Рэкетир - Кабалкин Аркадий Юрьевич 22 стр.


— Ничего. До завтра.

Я возвращаюсь за столик. Ванесса уже заждалась.

— Это Кули, — тихо говорю я ей. — Завтра у нас встреча.

— Вот и славно, — произносит она с улыбкой.

Мы заканчиваем ужин и нехотя прощаемся. Выйдя из ресторана, целуемся и вообще ведем себя как влюбленные подростки. Всю дорогу до Роанока я думаю только о ней.

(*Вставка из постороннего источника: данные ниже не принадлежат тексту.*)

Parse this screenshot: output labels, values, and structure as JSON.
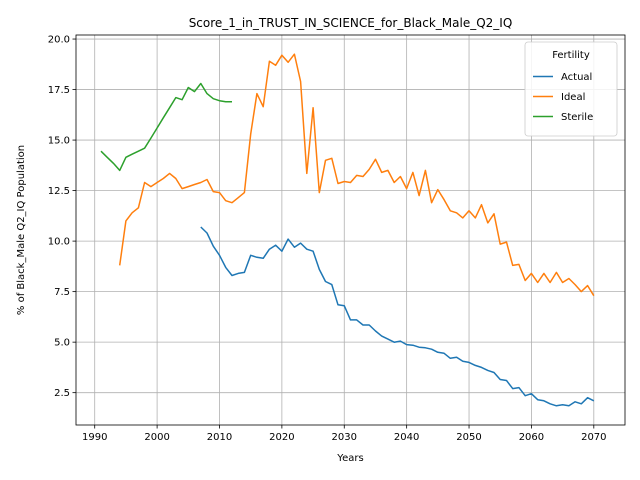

Я приезжаю на пятнадцать минут раньше и паркуюсь так, чтобы можно было наблюдать за сворачивающими к «Спанкиз» машинами. Первым, что я увижу, будет его автомобиль или пикап, и уже это многое подскажет. Полгода назад он сидел в тюрьме, отбывая срок в пять с лишним лет. Безотцовщина, мать-алкоголичка, образование ограничилось десятью классами; интересно, какой он выбрал автомобиль? Я планирую во время разговора с ним брать на заметку все, что получится: его одежду, драгоценности, часы, телефон.

С приближением обеденного времени поток машин густеет. В двенадцать ноль три появляется новенький, с иголочки, сверкающий серебром полутонный пикап «шевроле-сильверадо», и я подозреваю, что в нем прибыл Натан Кули. Так и есть. Он останавливается на дальней стороне стоянки, настороженно озирается и шагает к входу.

Мы не виделись уже четыре года, но он мало изменился. Прежнее телосложение, та же светлая растрепанная шевелюра — правда, в тюрьме он пару раз брил голову. Он разглядывает флоридские номера моей машины и входит в кафе. Я делаю глубокий вдох, надеваю шляпу и иду к дверям. «Спокойнее, болван, — требую я от себя, чувствуя в животе нервную колику. — Тебе потребуются твердая рука и стальные нервы».

Мы встречаемся в холле и обмениваемся любезностями. Я снимаю шляпу, и мы семеним за официанткой, ведущей нас в кабинет в глубине зала. Сев друг напротив друга, мы начинаем с обсуждения погоды. Сперва я окрылен собственной хитростью. Натан беседует с незнакомым ему человеком, а я с парнем, которого в свое время неплохо знал. Он как будто ничего не подозревает: не приглядывается к моим глазам и носу, не щурится, не приподнимает брови, не смотрит в пространство, вслушиваясь в мой голос. Обходится, слава Богу, без слов «вы напоминаете мне одного знакомого…». Пока все в порядке.

Я заказываю высокий бокал пива, Натан раздумывает и просит то же самое. Успех всей этой затеи с дальним прицелом может зависеть от алкоголя. Натан — дитя культуры запойного пьянства и наркомании. Потом он провел пять лет в тюрьме, где ни к чему такому не притрагивался. Я предполагаю, что, освободившись, он вернулся к прежним привычкам. На это указывает хотя бы приобретение им питейного заведения.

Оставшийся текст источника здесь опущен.